Apache Storm: A Concise Tutorial Just An Hour – FREE
Last updated on 09th Jul 2020, Big Data, Blog, Tutorials
Apache storm is an open source distributed system for real-time processing. It can process unbounded streams of Big Data very elegantly. Storm can be used with any language because at the core of Storm is a Thrift Definition for defining and submitting topologies. Thrift can be used in any language and topologies can be defined and submitted from any language.
Storm Architecture
- Topology: The complete logic for defining a series of steps, streams, and bolts are defined in the Topology. It also contains definitions to specify if a local topology or a remote topology are required.
- Spouts: A spout is a stream source for bolts. It reads data from different data sources and emits a tuple as its output. A spout can further be categorized into the below two categories:
- Reliable: It replays a tuple if it is not processed by any bolt.
- Unreliable: It does not replays a tuple even if it is not processed by any bolt.
- Bolts: A bolt processes the tuple emitted by a spout. There can be multiple bolts in a topology that can be used to either perform sequential or parallel execution of tuples. Bolts can be used to perform filtering, aggregation, joins, etc. A complete operation, like processing data from Twitter, may require multiple bolts that will execute sequentially for performing operations like: filtering relevant tweets, using a bolt for aggregating the hashtags, and then using another bolt for writing it in a file as an output.

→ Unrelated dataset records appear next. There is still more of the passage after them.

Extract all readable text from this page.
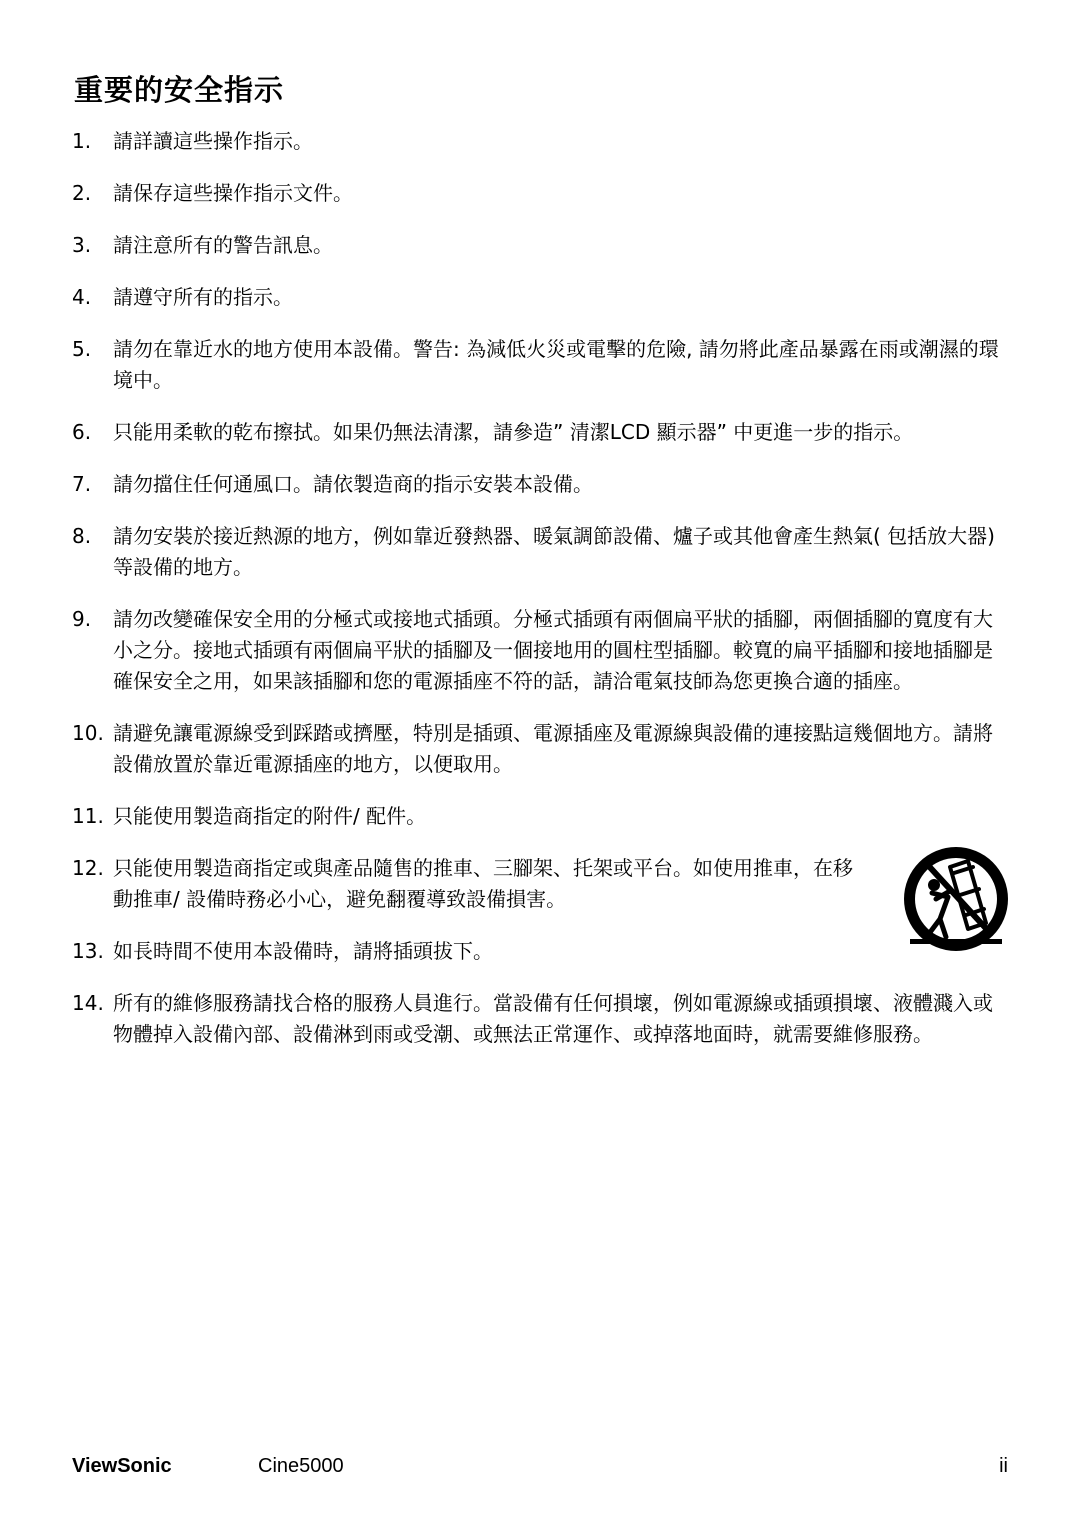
重要的安全指示
1. 請詳讀這些操作指示。
2. 請保存這些操作指示文件。
3. 請注意所有的警告訊息。
4. 請遵守所有的指示。
5. 請勿在靠近水的地方使用本設備。警告: 為減低火災或電擊的危險, 請勿將此產品暴露在雨或潮濕的環境中。
6. 只能用柔軟的乾布擦拭。如果仍無法清潔，請參造” 清潔LCD 顯示器” 中更進一步的指示。
7. 請勿擋住任何通風口。請依製造商的指示安裝本設備。
8. 請勿安裝於接近熱源的地方，例如靠近發熱器、暖氣調節設備、爐子或其他會產生熱氣( 包括放大器) 等設備的地方。
9. 請勿改變確保安全用的分極式或接地式插頭。分極式插頭有兩個扁平狀的插腳，兩個插腳的寬度有大小之分。接地式插頭有兩個扁平狀的插腳及一個接地用的圓柱型插腳。較寬的扁平插腳和接地插腳是確保安全之用，如果該插腳和您的電源插座不符的話，請洽電氣技師為您更換合適的插座。
10. 請避免讓電源線受到踩踏或擠壓，特別是插頭、電源插座及電源線與設備的連接點這幾個地方。請將設備放置於靠近電源插座的地方，以便取用。
11. 只能使用製造商指定的附件/ 配件。
12. 只能使用製造商指定或與產品隨售的推車、三腳架、托架或平台。如使用推車，在移動推車/ 設備時務必小心，避免翻覆導致設備損害。
13. 如長時間不使用本設備時，請將插頭拔下。
14. 所有的維修服務請找合格的服務人員進行。當設備有任何損壞，例如電源線或插頭損壞、液體濺入或物體掉入設備內部、設備淋到雨或受潮、或無法正常運作、或掉落地面時，就需要維修服務。
ViewSonic	Cine5000	ii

- Tuple: A tuple is a list of value that may be of the same or different types
The Components Of Storm
- In a Storm cluster, nodes are organized into a master node that runs continuously.
- There are two kind of nodes in a Storm cluster: master node and worker nodes. Master node run a daemon called Nimbus, which is responsible for distributing code around the cluster, assigning tasks to each worker node, and monitoring for failures. Worker nodes run a daemon called Supervisor, which executes a portion of a topology. A topology in Storm runs across many worker nodes on different machines.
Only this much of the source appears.